Для меня не было секретом, что дядя ненавидит нового эмира, ненавидит и в то же время побаивается. Помню, что когда полтора месяца назад из Джалалабада пришла весть о гибели эмира Хабибуллы-хана, дядя так же, как сегодня, спорил со мною. Мы говорили о предполагаемом наследнике престола. Я считал, что корона властителя должна украсить голову Амануллы-хана — и ничью больше: больше никто этого недостоин. Дядя же горячо стоял за Насруллу-хана, брата эмира. И не успел еще угаснуть наш спор, как нам сообщили, что в Джалалабаде Насрулла-хан объявил себя эмиром и между Кабулом и Джалалабадом неизбежны столкновения.
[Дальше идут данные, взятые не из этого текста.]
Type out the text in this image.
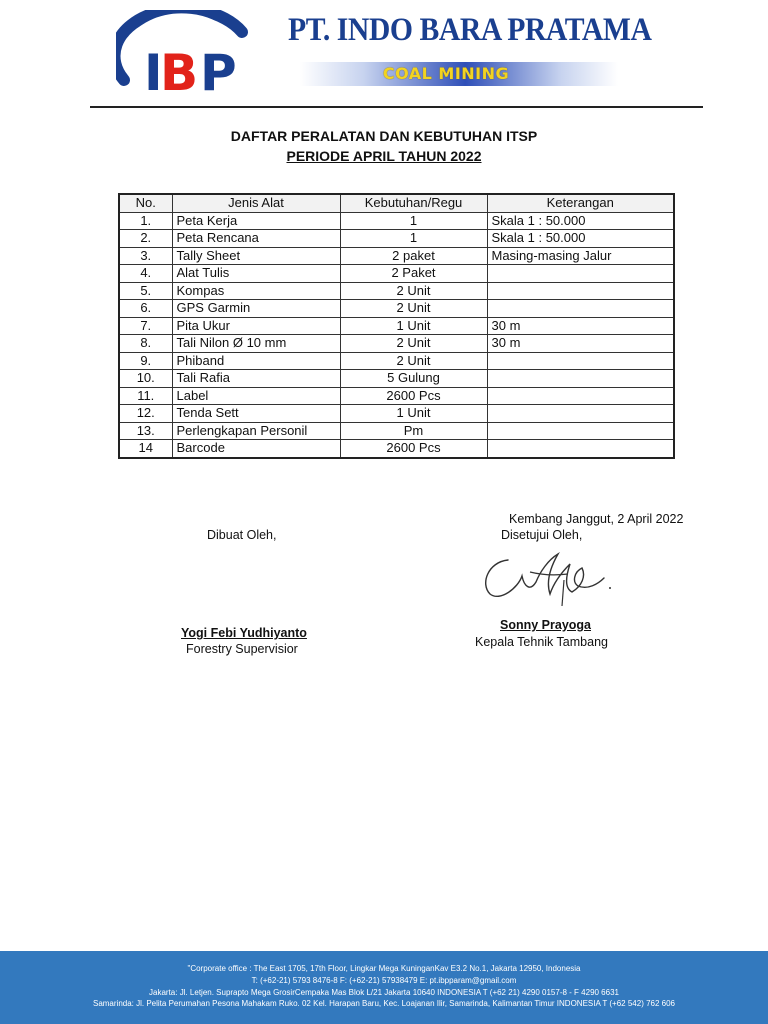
I B P
PT. INDO BARA PRATAMA
COAL MINING
DAFTAR PERALATAN DAN KEBUTUHAN ITSP
PERIODE APRIL TAHUN 2022
No.	Jenis Alat	Kebutuhan/Regu	Keterangan
1.	Peta Kerja	1	Skala 1 : 50.000
2.	Peta Rencana	1	Skala 1 : 50.000
3.	Tally Sheet	2 paket	Masing-masing Jalur
4.	Alat Tulis	2 Paket	
5.	Kompas	2 Unit	
6.	GPS Garmin	2 Unit	
7.	Pita Ukur	1 Unit	30 m
8.	Tali Nilon Ø 10 mm	2 Unit	30 m
9.	Phiband	2 Unit	
10.	Tali Rafia	5 Gulung	
11.	Label	2600 Pcs	
12.	Tenda Sett	1 Unit	
13.	Perlengkapan Personil	Pm	
14	Barcode	2600 Pcs	
Kembang Janggut, 2 April 2022
Dibuat Oleh,	Disetujui Oleh,
Yogi Febi Yudhiyanto
Forestry Supervisior
Sonny Prayoga
Kepala Tehnik Tambang
"Corporate office : The East 1705, 17th Floor, Lingkar Mega KuninganKav E3.2 No.1, Jakarta 12950, Indonesia
T: (+62-21) 5793 8476-8 F: (+62-21) 57938479 E: pt.ibpparam@gmail.com
Jakarta: Jl. Letjen. Suprapto Mega GrosirCempaka Mas Blok L/21 Jakarta 10640 INDONESIA T (+62 21) 4290 0157-8 - F 4290 6631
Samarinda: Jl. Pelita Perumahan Pesona Mahakam Ruko. 02 Kel. Harapan Baru, Kec. Loajanan Ilir, Samarinda, Kalimantan Timur INDONESIA T (+62 542) 762 606
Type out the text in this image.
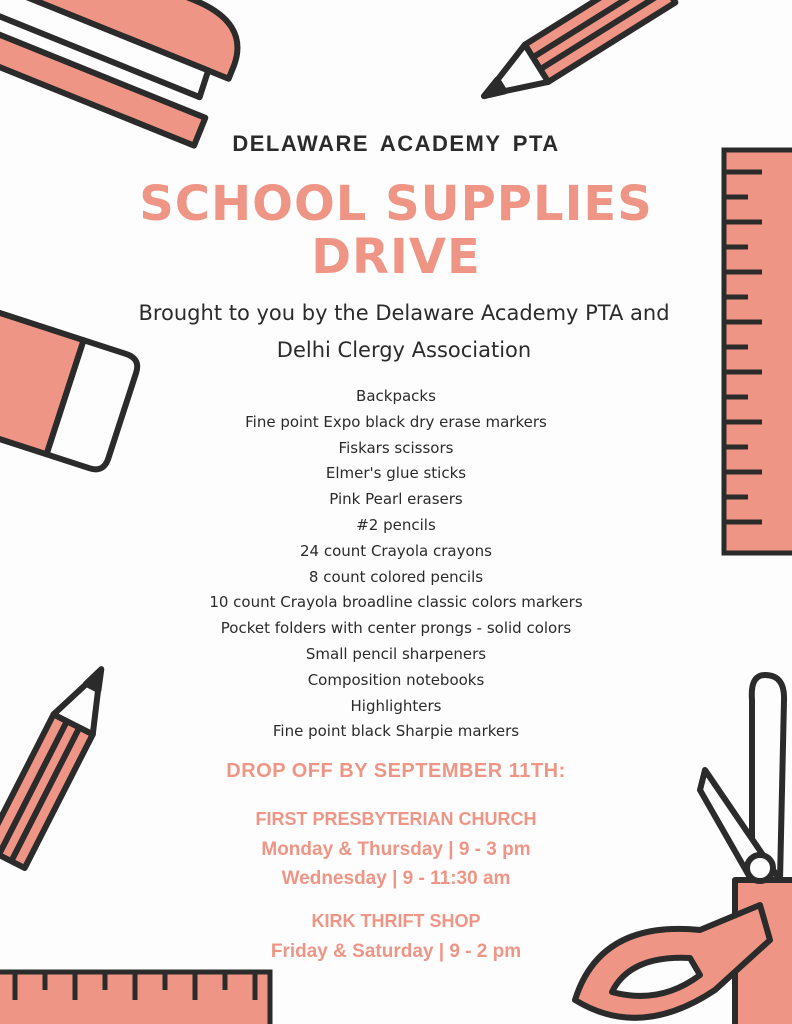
DELAWARE ACADEMY PTA

SCHOOL SUPPLIES
DRIVE

Brought to you by the Delaware Academy PTA and
Delhi Clergy Association

Backpacks
Fine point Expo black dry erase markers
Fiskars scissors
Elmer's glue sticks
Pink Pearl erasers
#2 pencils
24 count Crayola crayons
8 count colored pencils
10 count Crayola broadline classic colors markers
Pocket folders with center prongs - solid colors
Small pencil sharpeners
Composition notebooks
Highlighters
Fine point black Sharpie markers

DROP OFF BY SEPTEMBER 11TH:

FIRST PRESBYTERIAN CHURCH

Monday & Thursday | 9 - 3 pm

Wednesday | 9 - 11:30 am

KIRK THRIFT SHOP

Friday & Saturday | 9 - 2 pm
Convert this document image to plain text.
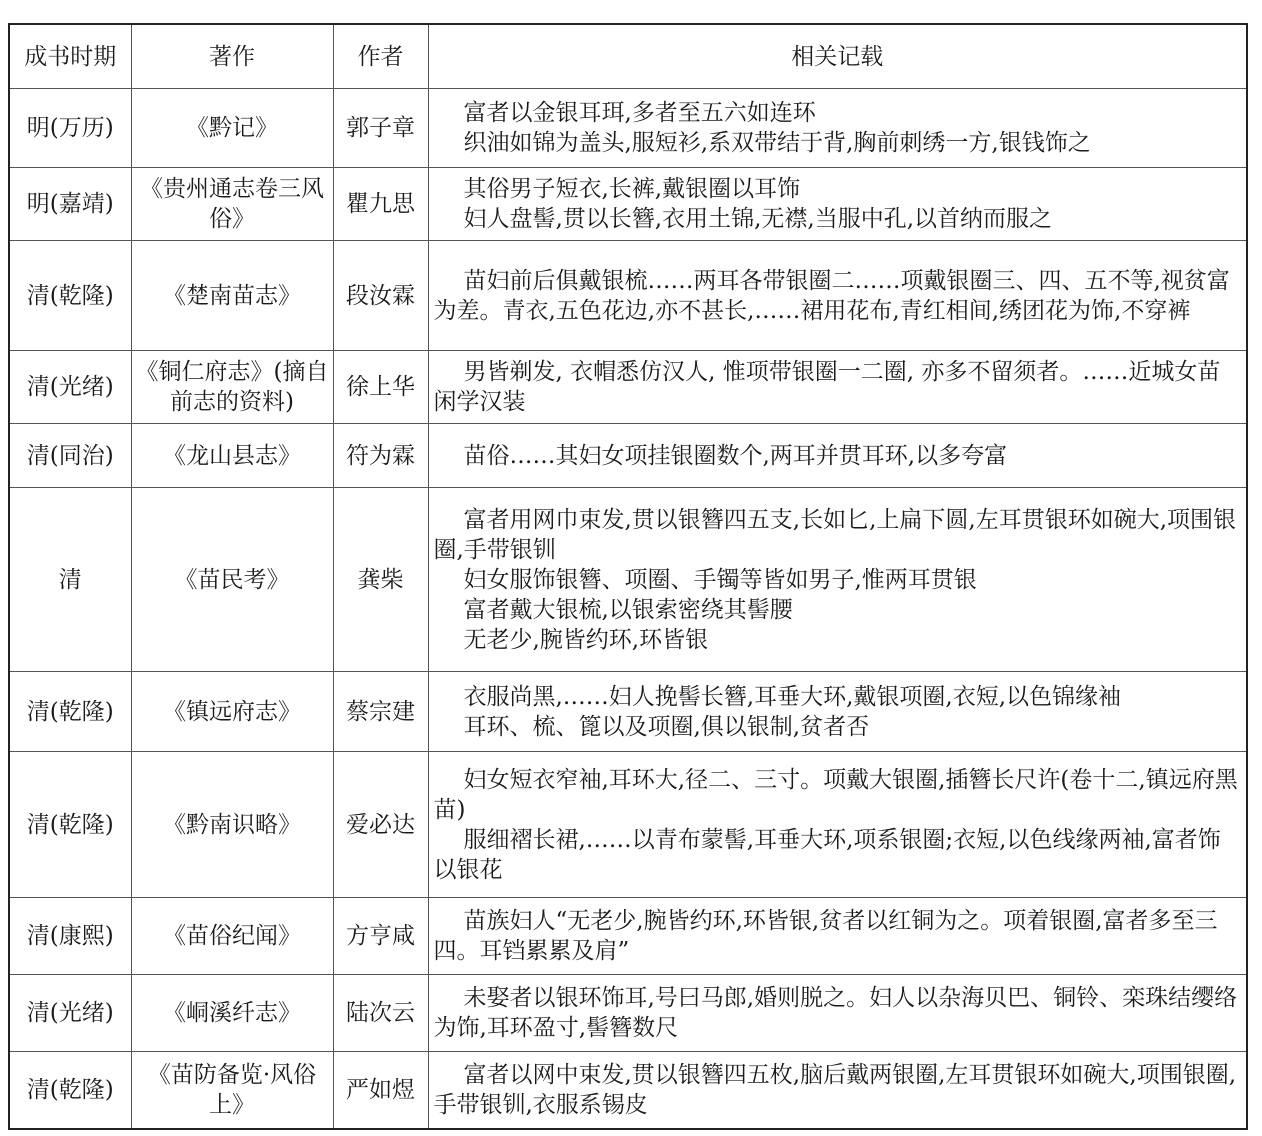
成书时期	著作	作者	相关记载
明(万历)	《黔记》	郭子章	富者以金银耳珥,多者至五六如连环
织油如锦为盖头,服短衫,系双带结于背,胸前刺绣一方,银钱饰之

明(嘉靖)	《贵州通志卷三风俗》	瞿九思	其俗男子短衣,长裤,戴银圈以耳饰
妇人盘髻,贯以长簪,衣用土锦,无襟,当服中孔,以首纳而服之

清(乾隆)	《楚南苗志》	段汝霖	苗妇前后俱戴银梳……两耳各带银圈二……项戴银圈三、四、五不等,视贫富为差。青衣,五色花边,亦不甚长,……裙用花布,青红相间,绣团花为饰,不穿裤

清(光绪)	《铜仁府志》(摘自前志的资料)	徐上华	男皆剃发, 衣帽悉仿汉人, 惟项带银圈一二圈, 亦多不留须者。……近城女苗闲学汉装

清(同治)	《龙山县志》	符为霖	苗俗……其妇女项挂银圈数个,两耳并贯耳环,以多夸富

清	《苗民考》	龚柴	富者用网巾束发,贯以银簪四五支,长如匕,上扁下圆,左耳贯银环如碗大,项围银圈,手带银钏
妇女服饰银簪、项圈、手镯等皆如男子,惟两耳贯银
富者戴大银梳,以银索密绕其髻腰
无老少,腕皆约环,环皆银

清(乾隆)	《镇远府志》	蔡宗建	衣服尚黑,……妇人挽髻长簪,耳垂大环,戴银项圈,衣短,以色锦缘袖
耳环、梳、篦以及项圈,俱以银制,贫者否

清(乾隆)	《黔南识略》	爱必达	妇女短衣窄袖,耳环大,径二、三寸。项戴大银圈,插簪长尺许(卷十二,镇远府黑苗)
服细褶长裙,……以青布蒙髻,耳垂大环,项系银圈;衣短,以色线缘两袖,富者饰以银花

清(康熙)	《苗俗纪闻》	方亨咸	苗族妇人“无老少,腕皆约环,环皆银,贫者以红铜为之。项着银圈,富者多至三四。耳铛累累及肩”

清(光绪)	《峒溪纤志》	陆次云	未娶者以银环饰耳,号曰马郎,婚则脱之。妇人以杂海贝巴、铜铃、栾珠结缨络为饰,耳环盈寸,髻簪数尺

清(乾隆)	《苗防备览·风俗上》	严如煜	富者以网中束发,贯以银簪四五枚,脑后戴两银圈,左耳贯银环如碗大,项围银圈,手带银钏,衣服系锡皮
Я без тени колебаний примкнул к кабульцам. Дядя же всю эту смутную неделю безвыходно провел в самой глухой комнате своего дома, моля аллаха о победе Насруллы-хана. Однако в открытую выступить против Амануллы-хана не решался, понимая, что чаша весов может склониться и в его сторону. Когда же кризис миновал, мой дядя, в числе многих других, нанес новому эмиру визит, поздравлял его с короной, желал долгих лет жизни и светлого царствования. Что, впрочем, не помешало ему, вернувшись домой, поносить Амануллу-хана всякими непотребными словами.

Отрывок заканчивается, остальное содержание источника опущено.